Scottish beaches are declared unacceptable
The present water quality situation on Scottish beaches is not acceptable, according to the Scottish Environmental Protection Agency (SEPA).
The result of this year’s survey of water quality at Scottish beaches has shown a slight increase in the number of Scottish beaches failing the minimum mandatory European standards, says SEPA. However, says the Agency, the number of sites passing the most stringent bathing water quality standards has equalled the previous best.
Each summer, 60 beaches are monitored 20 times between June and mid-September by SEPA for compliance with the European Bathing Water Directive which is designed to protect and enhance the quality of such waters throughout Europe. This summer, 51 beaches achieved mandatory passes, compared to 53 for 1999, though 40% of beaches – equal to last year’s record total – achieved the most stringent guideline values, indicating excellent water quality.
“The bathing waters that have failed this year are ones that have tended to fail in the past,” said SEPA’s Head of Water Policy, Colin Bayes. “As with before, the main reason for poor water quality at these sites is sewage effluent. The planned major investment by the water authorities must address the historic legacy of inadequate sewage treatment facilities and sewerage infrastructure in Scotland. SEPA is currently engaged in close dialogue with the water authorities to seek to ensure that their capital expenditure will be targeted to deliver maximum environmental benefits.”
Though SEPA is responsible for monitoring beaches, it is also up to other bodies such as water authorities to find solutions to the problem, and a big pooled effort is required, a SEPA spokesperson pointed out to edie.
“Clearly, the present situation is not acceptable,” continued Bayes. “There is, however, an ever-increasing amount of data that we can use to drive forward bathing water quality improvements.” This year, says Bayes, research work in Ayreshire has helped identify improvements in farming practices which will reduce the risk of livestock waste polluting bathing waters. Extensive upgrading of sewerage systems will also be required, said Bayes.
“Things are improving but it is a national disgrace that we can still be swimming in sewage at some of Scotland’s most popular beaches,” said Dr Richard Dixon, Head of Research at Friends of the Earth.
The campaign organisation acknowledges the contribution of the weather to the last two year’s results. Dry sunny conditions in 1999 helped to minimise pollution, with wetter conditions in 2000 resulting in more overflowing sewage systems. “1998 was an exceptionally bad year, 1999 exceptionally good, 2000 has shown us the real picture is somewhere between the two, which means there is still plenty to do to bring our beaches up to scratch,” said Dixon.

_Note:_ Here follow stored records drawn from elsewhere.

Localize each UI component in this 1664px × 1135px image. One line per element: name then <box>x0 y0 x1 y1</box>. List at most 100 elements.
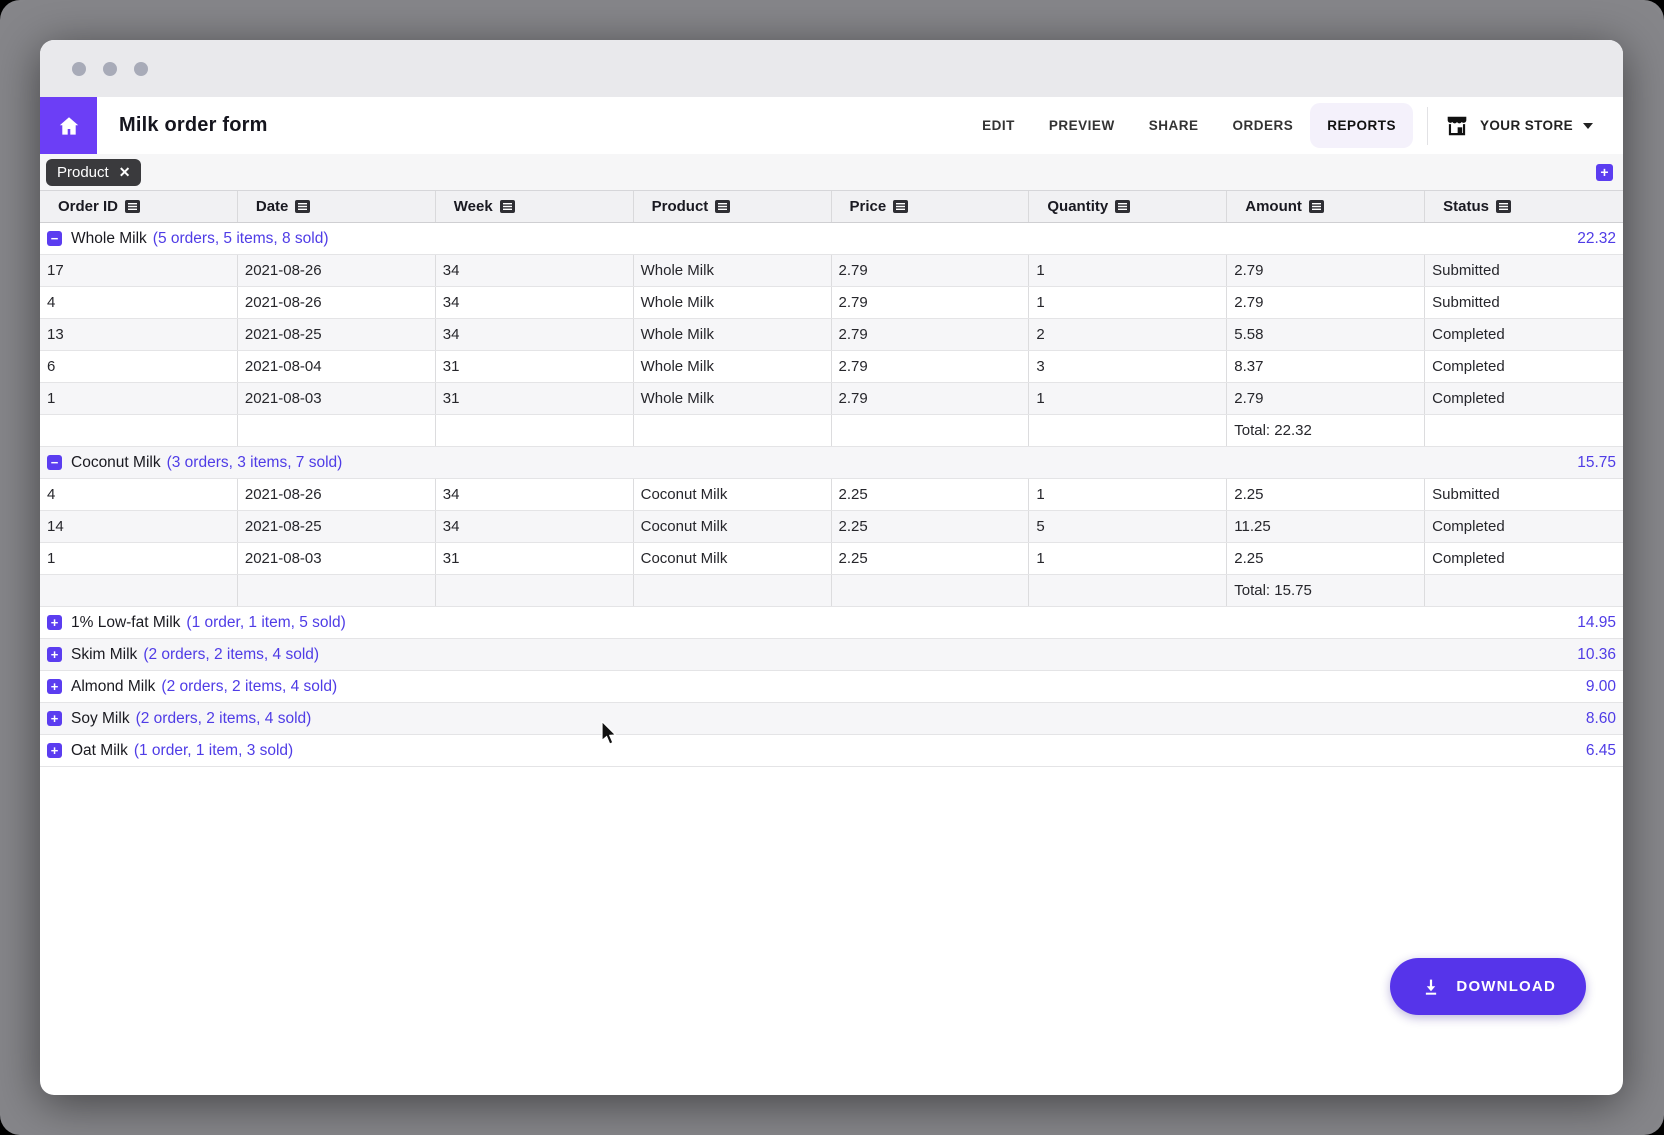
table-cell: Coconut Milk <box>634 511 832 542</box>
group-row-whole-milk[interactable]: −Whole Milk(5 orders, 5 items, 8 sold)22… <box>40 223 1623 255</box>
table-cell: Coconut Milk <box>634 543 832 574</box>
table-cell: Completed <box>1425 543 1623 574</box>
home-button[interactable] <box>40 97 97 154</box>
store-menu-button[interactable]: YOUR STORE <box>1442 107 1595 145</box>
collapse-icon[interactable]: − <box>47 231 62 246</box>
expand-icon[interactable]: + <box>47 679 62 694</box>
column-header-price[interactable]: Price <box>832 191 1030 222</box>
table-cell: 34 <box>436 319 634 350</box>
table-cell <box>1029 415 1227 446</box>
table-cell: 2 <box>1029 319 1227 350</box>
group-row-almond-milk[interactable]: +Almond Milk(2 orders, 2 items, 4 sold)9… <box>40 671 1623 703</box>
column-header-quantity[interactable]: Quantity <box>1029 191 1227 222</box>
add-group-icon[interactable]: + <box>1596 164 1613 181</box>
table-cell: 2.79 <box>832 287 1030 318</box>
table-cell <box>1425 575 1623 606</box>
group-row-1-low-fat-milk[interactable]: +1% Low-fat Milk(1 order, 1 item, 5 sold… <box>40 607 1623 639</box>
nav-share[interactable]: SHARE <box>1132 103 1216 148</box>
column-header-product[interactable]: Product <box>634 191 832 222</box>
group-summary: (2 orders, 2 items, 4 sold) <box>161 678 337 696</box>
table-cell <box>832 575 1030 606</box>
table-cell <box>40 575 238 606</box>
column-header-order-id[interactable]: Order ID <box>40 191 238 222</box>
download-label: DOWNLOAD <box>1456 978 1556 995</box>
close-icon[interactable]: ✕ <box>119 165 131 179</box>
window-control-dot[interactable] <box>103 62 117 76</box>
group-row-coconut-milk[interactable]: −Coconut Milk(3 orders, 3 items, 7 sold)… <box>40 447 1623 479</box>
table-cell: 2.79 <box>1227 287 1425 318</box>
window-control-dot[interactable] <box>72 62 86 76</box>
table-cell: 13 <box>40 319 238 350</box>
table-cell: 5.58 <box>1227 319 1425 350</box>
expand-icon[interactable]: + <box>47 647 62 662</box>
column-menu-icon <box>295 200 310 213</box>
group-row-oat-milk[interactable]: +Oat Milk(1 order, 1 item, 3 sold)6.45 <box>40 735 1623 767</box>
column-header-status[interactable]: Status <box>1425 191 1623 222</box>
column-header-week[interactable]: Week <box>436 191 634 222</box>
group-amount: 14.95 <box>1577 614 1616 632</box>
column-header-amount[interactable]: Amount <box>1227 191 1425 222</box>
table-cell: 2021-08-03 <box>238 383 436 414</box>
table-cell: Coconut Milk <box>634 479 832 510</box>
nav-preview[interactable]: PREVIEW <box>1032 103 1132 148</box>
group-row-soy-milk[interactable]: +Soy Milk(2 orders, 2 items, 4 sold)8.60 <box>40 703 1623 735</box>
nav-orders[interactable]: ORDERS <box>1215 103 1310 148</box>
product-filter-chip[interactable]: Product ✕ <box>46 159 141 186</box>
expand-icon[interactable]: + <box>47 615 62 630</box>
table-cell: Completed <box>1425 383 1623 414</box>
table-cell: Completed <box>1425 511 1623 542</box>
table-cell: 2021-08-26 <box>238 479 436 510</box>
table-cell: 2.25 <box>1227 543 1425 574</box>
table-cell: Whole Milk <box>634 319 832 350</box>
table-cell: 8.37 <box>1227 351 1425 382</box>
table-cell: 4 <box>40 287 238 318</box>
collapse-icon[interactable]: − <box>47 455 62 470</box>
group-row-skim-milk[interactable]: +Skim Milk(2 orders, 2 items, 4 sold)10.… <box>40 639 1623 671</box>
table-header-row: Order ID Date Week Product Price Quantit… <box>40 191 1623 223</box>
group-total-label: Total: 22.32 <box>1227 415 1425 446</box>
nav-divider <box>1427 107 1428 145</box>
table-body: −Whole Milk(5 orders, 5 items, 8 sold)22… <box>40 223 1623 767</box>
group-summary: (1 order, 1 item, 3 sold) <box>134 742 293 760</box>
app-header: Milk order form EDIT PREVIEW SHARE ORDER… <box>40 97 1623 154</box>
nav-reports[interactable]: REPORTS <box>1310 103 1413 148</box>
group-summary: (2 orders, 2 items, 4 sold) <box>136 710 312 728</box>
group-name: Coconut Milk <box>71 454 161 472</box>
table-cell: 2021-08-25 <box>238 319 436 350</box>
table-cell: 14 <box>40 511 238 542</box>
table-cell: 34 <box>436 479 634 510</box>
table-row: 172021-08-2634Whole Milk2.7912.79Submitt… <box>40 255 1623 287</box>
table-cell: Completed <box>1425 351 1623 382</box>
table-row: 42021-08-2634Coconut Milk2.2512.25Submit… <box>40 479 1623 511</box>
table-cell: Whole Milk <box>634 383 832 414</box>
table-cell <box>238 575 436 606</box>
column-header-date[interactable]: Date <box>238 191 436 222</box>
group-name: Whole Milk <box>71 230 147 248</box>
column-menu-icon <box>125 200 140 213</box>
column-menu-icon <box>1115 200 1130 213</box>
table-cell: 2.25 <box>832 479 1030 510</box>
table-cell: 1 <box>1029 543 1227 574</box>
table-cell <box>634 575 832 606</box>
download-button[interactable]: DOWNLOAD <box>1390 958 1586 1015</box>
table-cell: 31 <box>436 351 634 382</box>
chip-label: Product <box>57 164 109 181</box>
table-cell <box>832 415 1030 446</box>
table-cell: 2021-08-26 <box>238 287 436 318</box>
store-label: YOUR STORE <box>1480 118 1573 133</box>
table-cell: 1 <box>40 543 238 574</box>
table-cell: 2021-08-03 <box>238 543 436 574</box>
column-menu-icon <box>1496 200 1511 213</box>
column-menu-icon <box>1309 200 1324 213</box>
group-name: Soy Milk <box>71 710 130 728</box>
expand-icon[interactable]: + <box>47 711 62 726</box>
table-cell <box>1029 575 1227 606</box>
nav-edit[interactable]: EDIT <box>965 103 1032 148</box>
table-cell: 2.79 <box>832 383 1030 414</box>
table-cell: 2.79 <box>1227 255 1425 286</box>
table-cell <box>436 575 634 606</box>
table-cell: 17 <box>40 255 238 286</box>
group-name: 1% Low-fat Milk <box>71 614 180 632</box>
expand-icon[interactable]: + <box>47 743 62 758</box>
window-control-dot[interactable] <box>134 62 148 76</box>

Friends of the Earth are keen for more Scottish beaches to be included in the annual survey. “We know there are plenty of other beaches out there which should be on the list and we have been working with local communities this summer to collect the evidence needed to get their beaches the status they deserve,” said Dixon. “We are already seeing beaches which are not on the list slipping down the priorities with new investment providing only mediocre water quality.”